When someone opened the squeak
ing door, the blast of cold air took my breath away despite the bag over my head. Gardner marched me outside and ushered me to a waiting car. I heard the door open, and he unceremoniously pushed my head down and shoved me into it. “Slide all the way over, and remember I have a gun.”
I eased across to the right side, noting that the car had to be Garner’s beater. Bednarik’s Boxster didn’t have a back seat. The right door opened noisily and rough hands attached my seat belt. Then I heard the other seat belt click. That put Bednarik in the driver’s seat and Gardner behind him on the back seat. Could I unlatch the seat belt without him seeing and bail out after we had gone a few blocks? I nixed that. Gardner’s car was old but it still had automatic door locks.

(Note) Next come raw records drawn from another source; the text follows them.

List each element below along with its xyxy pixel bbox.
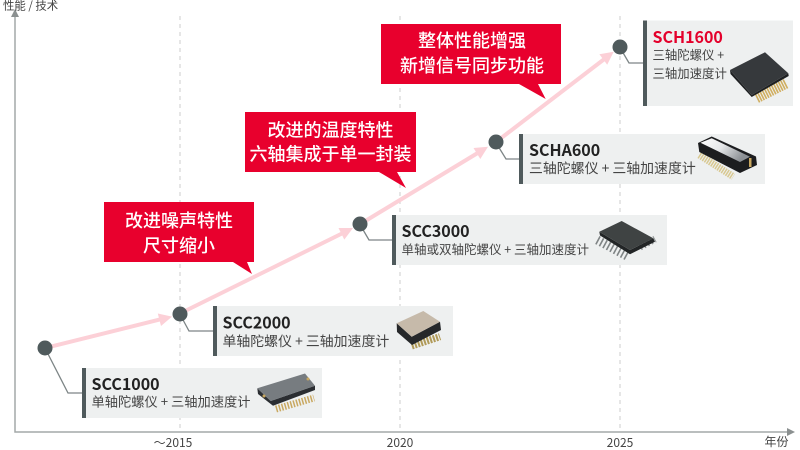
trend arrows: [48, 52, 614, 347]
panel: SCC1000: SCC1000: [92, 371, 160, 395]
callout: noise and size: 尺寸缩小: [143, 232, 215, 258]
connectors: [47, 51, 643, 393]
panel: SCC2000: [213, 306, 453, 356]
panel: SCC3000: [392, 215, 667, 265]
icon: SCH1600 chip: [730, 52, 789, 98]
panel: SCC3000: SCC3000: [402, 218, 470, 242]
callout: temperature and package: 改进的温度特性: [268, 116, 394, 142]
panel: SCH1600: SCH1600: [652, 24, 723, 48]
panel: SCH1600: 三轴陀螺仪 +: [652, 46, 724, 64]
x axis label: year: 年份: [764, 433, 789, 450]
panel: SCH1600: 三轴加速度计: [652, 64, 727, 82]
panel: SCH1600: [643, 20, 793, 106]
callout: temperature and package: 六轴集成于单一封装: [250, 140, 412, 166]
panel: SCC1000: [82, 368, 322, 418]
icon: SCHA600 chip: [698, 136, 757, 177]
callout: noise and size: 改进噪声特性: [125, 207, 233, 233]
panel: SCC2000: 单轴陀螺仪 + 三轴加速度计: [222, 331, 389, 351]
icon: SCC3000 chip: [597, 221, 655, 257]
panel: SCC2000: SCC2000: [222, 310, 291, 334]
callout: overall performance: [381, 24, 561, 99]
callout: noise and size: [104, 202, 254, 274]
callout: overall performance: 新增信号同步功能: [400, 52, 544, 78]
callout: overall performance: 整体性能增强: [418, 27, 526, 53]
panel: SCHA600: 三轴陀螺仪 + 三轴加速度计: [529, 158, 696, 178]
panel: SCHA600: SCHA600: [529, 137, 600, 161]
panel: SCC3000: 单轴或双轴陀螺仪 + 三轴加速度计: [402, 239, 589, 258]
panel: SCC1000: 单轴陀螺仪 + 三轴加速度计: [92, 392, 251, 410]
icon: SCC2000 chip: [397, 311, 441, 346]
timeline nodes: [38, 40, 628, 356]
callout: temperature and package: [245, 112, 416, 188]
panel: SCHA600: [519, 134, 765, 184]
icon: SCC1000 chip: [257, 374, 315, 409]
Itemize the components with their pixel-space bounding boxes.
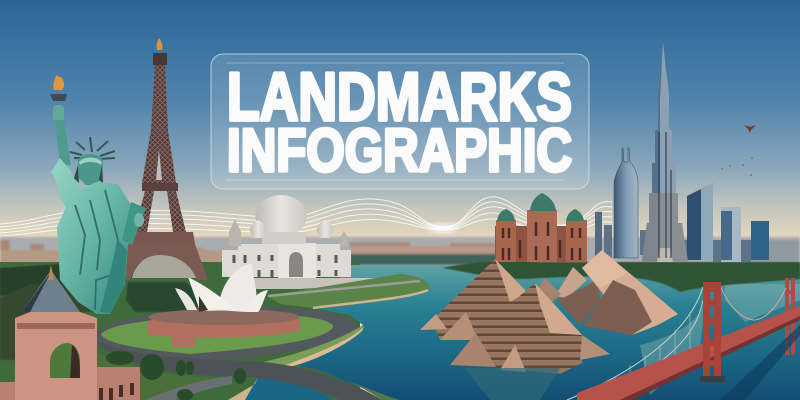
torch flame: [53, 75, 64, 90]
grass lower: [97, 352, 225, 400]
right group: rear left pyramid light: [555, 267, 587, 298]
torch flame on tip: [157, 38, 162, 50]
sand shore: [283, 325, 365, 366]
palace windows: [503, 222, 580, 260]
plinth: [244, 278, 400, 289]
landmark: red sandstone arch gate: [0, 265, 140, 400]
water reflections: [640, 284, 800, 395]
iwan block: [278, 243, 316, 278]
dome: left: [497, 209, 515, 221]
hangers: [615, 312, 690, 383]
crown spikes: [70, 137, 115, 159]
tower: pale tower: [721, 207, 741, 262]
minaret left: [229, 219, 241, 246]
tower: glass block: [687, 183, 713, 260]
deck: [577, 306, 800, 400]
main left pyramid light side: [495, 259, 527, 302]
tower: slim left tower: [595, 212, 602, 256]
Burj dark ribs: [659, 132, 671, 258]
shell: left: [175, 288, 197, 310]
deck shadow: [620, 316, 800, 400]
upper spire lattice: [142, 65, 176, 183]
far tower: [785, 278, 795, 355]
tower foot: [700, 376, 725, 382]
bridge shadow on water: [720, 325, 800, 400]
dark robe shadow: [100, 240, 127, 313]
title line one: LANDMARKS: [227, 60, 572, 135]
palace recessed wall: [495, 226, 587, 262]
cables far span: [721, 287, 786, 320]
distant tree line: [0, 261, 800, 360]
raised arm: [55, 120, 71, 165]
promenade road: [268, 281, 420, 296]
near tower: [703, 282, 721, 378]
tower: twin-spire glass tower: [614, 148, 638, 258]
torch platform: [50, 94, 67, 101]
land: left ground: [0, 262, 360, 400]
landmark: Taj Mahal: [222, 195, 400, 289]
backdrop low-rise buildings: [604, 225, 751, 262]
tablet: [122, 202, 146, 245]
small pyramid left: [420, 314, 447, 330]
water lower channel: [245, 377, 333, 400]
hair / veil: [74, 165, 103, 183]
right group: main pyramid light: [582, 250, 678, 335]
water: river and bay: [293, 265, 800, 400]
arch body: [15, 312, 97, 400]
landmark: Statue of Liberty: [50, 75, 146, 314]
green strip by highway: [315, 368, 400, 400]
arch frieze: [17, 323, 95, 329]
title line two: INFOGRAPHIC: [227, 116, 572, 184]
grass oval: [101, 314, 333, 354]
small stepped pyramid right: [580, 335, 610, 360]
centre gap: [156, 150, 162, 180]
shell: far right large: [218, 264, 256, 312]
podium annex: [172, 334, 195, 347]
glow at wave convergence: [429, 223, 457, 233]
Burj spire and tiers: [642, 42, 688, 262]
landmark: Golden Gate Bridge: [567, 278, 800, 400]
main cable: [567, 287, 703, 400]
main dome: [256, 195, 306, 237]
landmark: Burj skyscraper and downtown towers: [595, 42, 769, 262]
small dome left: [250, 220, 266, 238]
arch opening shadow: [70, 345, 80, 378]
palace right tower: [566, 220, 587, 262]
pyramid reflections: [465, 368, 560, 400]
side windows: [234, 255, 336, 277]
right group: left ridge: [538, 278, 561, 302]
podium top: [148, 309, 300, 325]
glass card: [211, 54, 589, 189]
main body: [222, 244, 351, 277]
head: [78, 154, 103, 185]
small pyramid bottom: [500, 345, 526, 372]
right group: main dark face: [583, 280, 652, 335]
small pyramid bottom left: [450, 333, 496, 367]
pyramid dark face: [22, 272, 51, 312]
landmark: Eiffel Tower: [125, 38, 208, 280]
right group: main pyramid cap: [582, 250, 627, 288]
right group: rear left pyramid dark: [557, 280, 600, 325]
lower base with arch: [125, 244, 208, 280]
small dome right: [317, 220, 333, 238]
ring road: [95, 307, 358, 362]
lawn island: [267, 274, 429, 308]
dome: centre: [530, 193, 556, 211]
second platform: [142, 183, 178, 191]
robe deep folds: [75, 190, 118, 310]
pyramid roof: [22, 270, 80, 312]
flowing white wave lines: [0, 197, 612, 236]
palace left tower: [496, 220, 516, 262]
birds: flock: [721, 157, 753, 176]
tower: glass block highlight: [701, 183, 713, 260]
main left pyramid stepped side: [432, 259, 527, 340]
dome: right: [566, 209, 584, 221]
minaret right: [340, 231, 348, 247]
Burj base: [657, 248, 673, 262]
tower: pale tower shade: [721, 211, 732, 260]
side wings: [0, 367, 140, 400]
arch opening: [50, 343, 80, 378]
bottom hairline: [226, 179, 564, 181]
podium: [148, 312, 300, 338]
raised hand: [53, 105, 64, 122]
draped robe: [51, 158, 146, 314]
roads and Opera grass island: [95, 307, 400, 400]
shell shadow: [199, 296, 208, 312]
mid legs left: [134, 191, 154, 232]
scenery seen through arch: [132, 255, 197, 278]
Burj shade: [642, 42, 663, 262]
front pyramid light wedge: [535, 283, 582, 335]
lower road: [145, 376, 232, 400]
top platform: [153, 53, 167, 65]
mid legs right: [167, 191, 186, 232]
river-side lawn strip: [267, 274, 429, 308]
small pyramid middle: [440, 312, 478, 340]
sand edge: [313, 290, 428, 308]
tower: blue glass tower: [751, 221, 769, 260]
distant city skyline: [0, 237, 800, 267]
holding hand: [134, 213, 144, 227]
landmark: Sydney Opera House: [148, 264, 300, 347]
central arch: [289, 252, 303, 277]
shell: right: [246, 290, 268, 312]
palace centre block: [527, 210, 557, 262]
roof finial: [48, 265, 54, 280]
bird: large: [744, 125, 756, 133]
sand quay at lower channel: [228, 377, 258, 400]
Burj lower tier stone: [642, 193, 688, 262]
lawn below ring road: [247, 325, 363, 365]
tree clumps: [106, 351, 246, 400]
crown band: [79, 158, 102, 165]
top hairline: [226, 62, 564, 64]
landmark: pyramids of Giza: [420, 250, 678, 400]
title panel: [211, 54, 589, 189]
curving highway to bridge: [95, 340, 382, 400]
second cable: [587, 300, 703, 400]
landmark: red-brick palace: [495, 193, 587, 262]
dome neck: [262, 232, 306, 244]
wing windows: [101, 383, 132, 400]
first platform: [125, 232, 195, 244]
shell: mid: [188, 277, 237, 311]
front pyramid stepped body: [457, 283, 582, 374]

Besides, they must have some way of remotely detonating the vest. I lost any hope I had left and sat there too numb to think anything but, I’m about to die and they’re planning for me to take a bunch of people with me.
◆◆◆
Day 17, 4:30AM
“Here’s the deal. If you try to leave the platform, kaboom.” Gardner smiled broadly as he showed me the red button on the burn phone he held. “If you get on a train, kaboom. If you talk to anyone, kaboom.” He held a finger over the red button and flashed an even more evil grin.
They had pulled the hood off after driving a few blocks, probably so I wouldn’t look conspicuous in the car. Now we were standing in a Metro station in the heart of DC. Because of the hour there was no one near us.

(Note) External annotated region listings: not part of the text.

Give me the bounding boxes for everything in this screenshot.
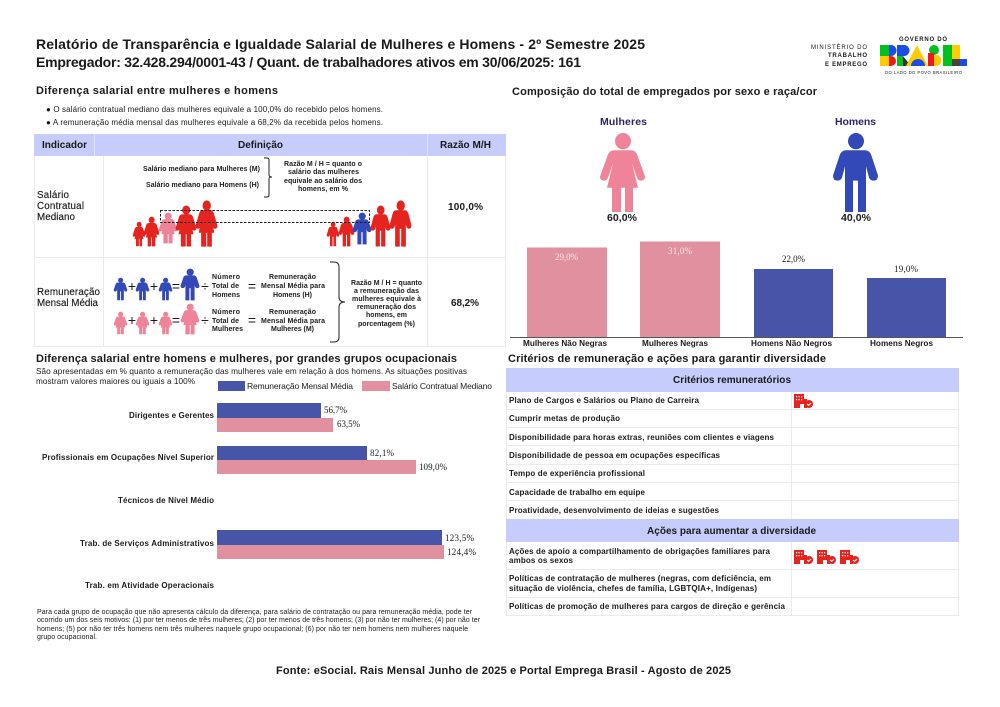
title: Relatório de Transparência e Igualdade Salarial de Mulheres e Homens - 2º Semestre 2025 <box>36 36 645 52</box>
legend <box>218 381 492 391</box>
logo: Ministério do Trabalho e Emprego: TRABALHO <box>828 53 867 59</box>
formula: mulheres: + <box>150 312 158 328</box>
large brace <box>330 262 345 342</box>
action rows <box>509 547 786 611</box>
criteria rows: Cumprir metas de produção <box>509 414 620 423</box>
formula: mulheres: + <box>128 312 136 328</box>
bullet text: ● O salário contratual mediano das mulheres equivale a 100,0% do recebido pelos homens. <box>46 105 383 114</box>
group: dirigentes e gerentes <box>129 403 360 432</box>
formula: homens: Homens <box>212 292 240 299</box>
panel: homens <box>833 116 878 224</box>
group: dirigentes e gerentes: 56,7% <box>324 405 348 415</box>
formula: mulheres <box>114 304 325 334</box>
heading: diferença por grupos ocupacionais: Diferença salarial entre homens e mulheres, por grandes grupos ocupacionais <box>36 353 457 365</box>
group: profissionais nível superior: 82,1% <box>370 448 394 458</box>
criteria rows: Proatividade, desenvolvimento de ideias e sugestões <box>509 506 720 515</box>
definition text: salário mediano <box>143 166 260 189</box>
logo: Ministério do Trabalho e Emprego <box>811 44 867 68</box>
subtitle: mostram valores maiores ou iguais a 100% <box>36 377 195 386</box>
group: profissionais nível superior <box>42 446 448 474</box>
footnote <box>37 609 481 641</box>
action rows: situação de violência, chefes de família, LGBTQIA+, Indígenas) <box>509 584 757 593</box>
formula: homens: = <box>172 278 180 294</box>
ratio explanation text: salário das mulheres <box>288 169 359 176</box>
criteria rows: Plano de Cargos e Salários ou Plano de Carreira <box>509 396 700 405</box>
group: serviços administrativos: 124,4% <box>447 547 476 557</box>
bar chart: composição por raça <box>510 241 963 348</box>
ratio explanation text: a remuneração das <box>354 288 419 295</box>
formula: homens: Homens (H) <box>273 292 312 299</box>
criteria rows: Disponibilidade de pessoa em ocupações específicas <box>509 451 721 460</box>
axis labels: Homens Negros <box>870 339 933 348</box>
formula: homens: Número <box>212 274 240 281</box>
row label: remuneração mensal média <box>37 287 101 309</box>
logo: Ministério do Trabalho e Emprego: MINISTÉRIO DO <box>811 44 867 51</box>
formula: homens: + <box>150 278 158 294</box>
axis labels <box>523 339 933 348</box>
bar: homens negros <box>867 264 946 337</box>
ratio explanation text: homens, em % <box>298 186 349 193</box>
icon: empresa <box>794 394 813 408</box>
footnote: ocorrido um dos seis motivos: (1) por ter menos de três mulheres; (2) por ter menos de três homens; (3) por não ter mulheres; (4) por não ter <box>37 617 481 624</box>
row label: salário contratual mediano <box>37 190 84 223</box>
panel: homens: 40,0% <box>841 212 872 224</box>
heading: critérios e ações: Critérios de remuneração e ações para garantir diversidade <box>508 353 826 365</box>
row label: salário contratual mediano: Salário <box>37 190 70 201</box>
heading: composição: Composição do total de empregados por sexo e raça/cor <box>512 86 818 98</box>
group: dirigentes e gerentes: 63,5% <box>337 419 360 429</box>
formula: mulheres: Mulheres (M) <box>271 326 314 333</box>
section header: critérios remuneratórios: Critérios remuneratórios <box>673 375 791 386</box>
ratio explanation text: porcentagem (%) <box>358 321 415 328</box>
dashed median box <box>160 210 370 222</box>
bar chart: grupos ocupacionais <box>42 403 476 590</box>
group: técnicos de nível médio: Técnicos de Nível Médio <box>118 496 214 505</box>
ratio explanation text: remuneração dos <box>357 304 416 311</box>
definition text: salário mediano: Salário mediano para Homens (H) <box>146 182 259 189</box>
table header: Definição <box>238 140 283 151</box>
value: 100,0%: 100,0% <box>448 202 483 213</box>
panel: critérios e ações table <box>506 368 959 616</box>
icon: homens em fila <box>327 201 411 246</box>
panel: homens: Homens <box>835 116 876 128</box>
formula: mulheres: Mensal Média para <box>261 318 325 325</box>
axis labels: Homens Não Negros <box>751 339 832 348</box>
brace <box>264 158 272 197</box>
criteria rows: Disponibilidade para horas extras, reuniões com clientes e viagens <box>509 433 775 442</box>
group: profissionais nível superior: Profissionais em Ocupações Nível Superior <box>42 453 214 462</box>
formula: mulheres: ÷ <box>201 312 209 328</box>
group: atividade operacionais: Trab. em Atividade Operacionais <box>85 581 215 590</box>
row label: salário contratual mediano: Contratual <box>37 201 84 212</box>
table header: Razão M/H <box>440 140 491 151</box>
footnote: grupo ocupacional. <box>37 634 97 641</box>
ratio explanation text <box>284 161 362 193</box>
formula: homens: Remuneração <box>269 274 316 281</box>
legend: Salário Contratual Mediano <box>392 381 492 391</box>
panel: mulheres: 60,0% <box>607 212 638 224</box>
ratio explanation text: Razão M / H = quanto o <box>284 161 362 168</box>
ratio explanation text: homens, em <box>366 312 407 319</box>
subtitle: São apresentadas em % quanto a remuneração das mulheres vale em relação à dos homens. As situações positivas <box>36 367 467 376</box>
logo: Ministério do Trabalho e Emprego: E EMPREGO <box>825 62 867 68</box>
table header: Indicador <box>42 140 87 151</box>
subtitle <box>36 367 467 386</box>
formula: mulheres: = <box>248 312 256 328</box>
formula: mulheres: Mulheres <box>212 326 243 333</box>
logo: Governo do Brasil: DO LADO DO POVO BRASILEIRO <box>885 70 963 75</box>
formula: homens: Mensal Média para <box>261 283 325 290</box>
formula: mulheres: Remuneração <box>269 309 316 316</box>
source footer: Fonte: eSocial. Rais Mensal Junho de 2025 e Portal Emprega Brasil - Agosto de 2025 <box>276 665 731 677</box>
bar: mulheres negras: 31,0% <box>668 246 692 256</box>
ratio explanation text <box>351 280 422 328</box>
definition text: salário mediano: Salário mediano para Mulheres (M) <box>143 166 260 173</box>
heading: diferença salarial: Diferença salarial entre mulheres e homens <box>36 85 278 97</box>
ratio explanation text: Razão M / H = quanto <box>351 280 422 287</box>
panel: mulheres <box>600 116 647 224</box>
action rows: Ações de apoio a compartilhamento de obrigações familiares para <box>509 547 771 556</box>
section header: ações: Ações para aumentar a diversidade <box>647 526 816 537</box>
logo: Governo do Brasil <box>880 37 967 75</box>
formula: mulheres: Total de <box>212 318 239 325</box>
group: serviços administrativos <box>80 530 476 559</box>
axis labels: Mulheres Não Negras <box>523 339 607 348</box>
ratio explanation text: mulheres equivale à <box>352 296 421 303</box>
table header <box>34 134 506 156</box>
formula: mulheres: Número <box>212 309 240 316</box>
bullet text <box>46 105 383 127</box>
bullet text: ● A remuneração média mensal das mulheres equivale a 68,2% da recebida pelos homens. <box>46 118 383 127</box>
icons: empresas <box>794 550 859 564</box>
title <box>36 36 645 70</box>
group: dirigentes e gerentes: Dirigentes e Gerentes <box>129 411 215 420</box>
group: profissionais nível superior: 109,0% <box>419 462 448 472</box>
formula: homens: = <box>248 278 256 294</box>
row label: salário contratual mediano: Mediano <box>37 212 76 223</box>
formula: homens: Total de <box>212 283 239 290</box>
bar: homens não negros <box>754 254 833 337</box>
criteria rows: Capacidade de trabalho em equipe <box>509 488 646 497</box>
footnote: Para cada grupo de ocupação que não apresenta cálculo da diferença, para salário de contratação ou para remuneração média, pode ter <box>37 609 473 616</box>
bar: mulheres não negras <box>527 247 607 337</box>
group: serviços administrativos: Trab. de Serviços Administrativos <box>80 539 215 548</box>
panel: tabela de indicadores <box>34 134 506 347</box>
bar: mulheres negras <box>640 241 720 337</box>
panel: mulheres: Mulheres <box>600 116 647 128</box>
formula: mulheres: = <box>172 312 180 328</box>
logo: Governo do Brasil: GOVERNO DO <box>899 37 947 43</box>
formula: homens <box>114 269 325 300</box>
action rows: Políticas de promoção de mulheres para cargos de direção e gerência <box>509 602 786 611</box>
title: Empregador: 32.428.294/0001-43 / Quant. de trabalhadores ativos em 30/06/2025: 161 <box>36 54 581 70</box>
footnote: homens; (5) por não ter três homens nem três mulheres naquele grupo ocupacional; (6) por não ter nem homens nem mulheres naquele <box>37 626 468 633</box>
bar: homens não negros: 22,0% <box>782 254 806 264</box>
value: 68,2%: 68,2% <box>451 298 479 309</box>
action rows: Políticas de contratação de mulheres (negras, com deficiência, em <box>509 574 771 583</box>
group: serviços administrativos: 123,5% <box>445 533 474 543</box>
action rows: ambos os sexos <box>509 556 574 565</box>
ratio explanation text: equivale ao salário dos <box>284 178 362 185</box>
bar: homens negros: 19,0% <box>894 264 918 274</box>
row label: remuneração mensal média: Mensal Média <box>37 298 99 309</box>
axis labels: Mulheres Negras <box>642 339 708 348</box>
bar: mulheres não negras: 29,0% <box>555 252 578 262</box>
formula: homens: ÷ <box>201 278 209 294</box>
criteria rows <box>509 396 775 515</box>
legend: Remuneração Mensal Média <box>247 381 353 391</box>
row label: remuneração mensal média: Remuneração <box>37 287 101 298</box>
icon: mulheres em fila <box>133 201 217 246</box>
criteria rows: Tempo de experiência profissional <box>509 469 645 478</box>
formula: homens: + <box>128 278 136 294</box>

I stared at Gardner, and struggled to keep from giving him the satisfaction of seeing my fear. Even though I knew he wouldn’t set off the vest while he was still near me, my heart, which was already speeding like a runaway freight train, beat even faster. My knees were so weak that if Bednarik hadn’t been holding both my arms in a vise grip, I would probably have collapsed right there. I called on all my self-discipline and forced myself to stand up straight and stare into Gardner’s eyes, calm and in control. I felt a brief glimmer of satisfaction when an angry frown crossed his face.